Non-compliance with Ulez emission standards for business vehicle may result in significantly increased daily charges and higher penalty fees. Such consequences largely affect business expenses, impact delivery and pickup schedules, and have lasting implications for the environment.
Ever since its implementation, homeowners are discovering themselves subject to Ulez charges, even when they haven't left their homes, as tradespeople are allegedly incorporating these charges into their bills or invoices to compensate for the levy's impact on their businesses. This additional expense is likely to be frustrating for customers, especially since self-employed tradespeople can actually claim back the charges as a business expense on their tax returns.
It also raises questions about whether tradesmen should charge each customer the full £12.50, even if they serve multiple clients in the same area on the same day. With the Ulez expansion covering all 32 London boroughs soon, many tradesmen who don't work in central London will now be affected by the traffic charge.
Some tradesmen are also facing the need to invest tens of thousands of pounds in new vans that meet Euro 6 emission standards to avoid the daily Ulez charge. This additional expense may lead them to consider raising their service prices. Diesel vans manufactured before 2016 are typically not compliant with Euro 6 standards and are subject to the Ulez charge.
Various organisations and businesses spoke to Asian Voice about the impact of Ulez on them.
Small businesses struggle to strike a balance
The Federation of Small Businesses (FSB) has already previously cautioned that the expansion of the Ulez scheme could pose challenges for traders, considering it "heavy-handed." Matthew Jaffa, Senior External Affairs Manager at FSB told Asian Voice, “Businesses are adapting to the new Ulez extension through flexible decision-making. We are hearing that many are passing the charges onto their customers and others will be absorbing the cost.
“We have seen businesses look to scrap vehicles; however, the smallest firms are often the hardest to reach and so communicating the funds in the clearest possible way, in particular for those with light vans who are keen to retrofit, remains paramount. It is also vitally important that the Mayor and TfL do not go heavy-handed on penalties in the first few months of the scheme.”
MSDUK is another organisation that fosters collaboration between innovative and rapidly growing ethnic minority businesses and global corporations dedicated to establishing inclusive and diverse supply chains. The CEO of the organisation, Mayank Shah said, "As we navigate the changes brought by Ulez, it's crucial to recognise the dual challenge: ensuring cleaner air while safeguarding local enterprises. Striking this balance requires collaborative efforts from all stakeholders.
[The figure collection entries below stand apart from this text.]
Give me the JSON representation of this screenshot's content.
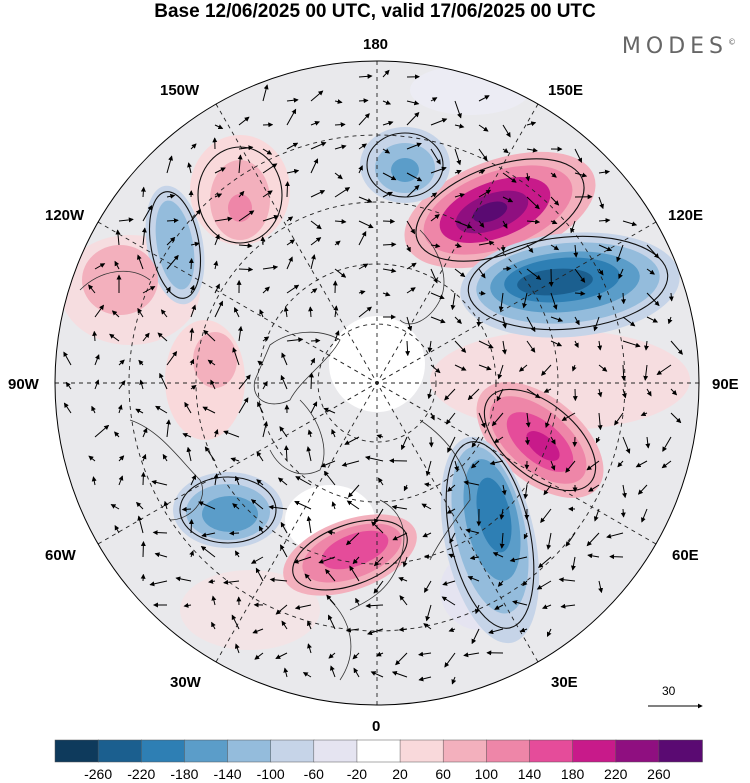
{
  "title": "Base 12/06/2025 00 UTC, valid 17/06/2025 00 UTC",
  "brand": "MODES",
  "brand_mark": "©",
  "lon_labels": {
    "l180": "180",
    "l150W": "150W",
    "l150E": "150E",
    "l120W": "120W",
    "l120E": "120E",
    "l90W": "90W",
    "l90E": "90E",
    "l60W": "60W",
    "l60E": "60E",
    "l30W": "30W",
    "l30E": "30E",
    "l0": "0"
  },
  "vector_scale_label": "30",
  "colorbar": {
    "colors": [
      "#0e3a5c",
      "#1b5f8f",
      "#2e7fb4",
      "#5b9dc9",
      "#94bcdc",
      "#c6d4e8",
      "#e5e4f1",
      "#ffffff",
      "#f9d9db",
      "#f3b0bd",
      "#ee86a8",
      "#e54c9a",
      "#c81a8a",
      "#8f0f80",
      "#5a0a72"
    ],
    "ticks": [
      "-260",
      "-220",
      "-180",
      "-140",
      "-100",
      "-60",
      "-20",
      "20",
      "60",
      "100",
      "140",
      "180",
      "220",
      "260"
    ]
  }
}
“Small businesses are the backbone of our communities, and their resilience is paramount. We encourage continued dialogue and solutions that support both environmental goals and the livelihoods of those who serve our local communities can be protected."
Healthcare professionals raise concern about impact of Ulez on patient care
Janet Morrison, Chief Executive of Community Pharmacy England, said, “Community pharmacies, like all parts of the health service, are committed to a sustainable future for the planet and this is critical for the health and wellbeing of future generations. But community pharmacies are currently on their knees, with financial squeezes and operational pressures making doing business very challenging indeed.
“Government and the NHS must invest more in community pharmacies and support them as they work to continue offering patients the services they need and to achieve the Net Zero vision for the NHS. Without this additional investment in the sector, policies like the Ulez charge will simply add to the financial pressures that the sector is facing.”
Lokesh Patel from Knightons Pharmacy, said, “I have a community pharmacy in Belvedere, Kent and had to spend over 25k to buy another car to comply with Ulez charges. In the current economic climate and high interest rates, this has had a huge impact on my business, especially on patients who are housebound and get free delivery service from my pharmacy. There are a number of pharmacies that will be affected by the Ulez charge which, I believe, is not properly thought through.”
Dr Umesh B Patel MBE DL, Leema Pharmacy, Sunderland, said, “Community pharmacy is already burdened with a number of challenges. Lack of funding, staff shortages, rising interest rates, short supply of medicines, increase in fuel charges by wholesalers have all had a huge impact on community pharmacy across the country. The Ulez charge will have a huge impact on delivery of medicines to patients which is a free service. The impact will be felt both by patients and community pharmacy.”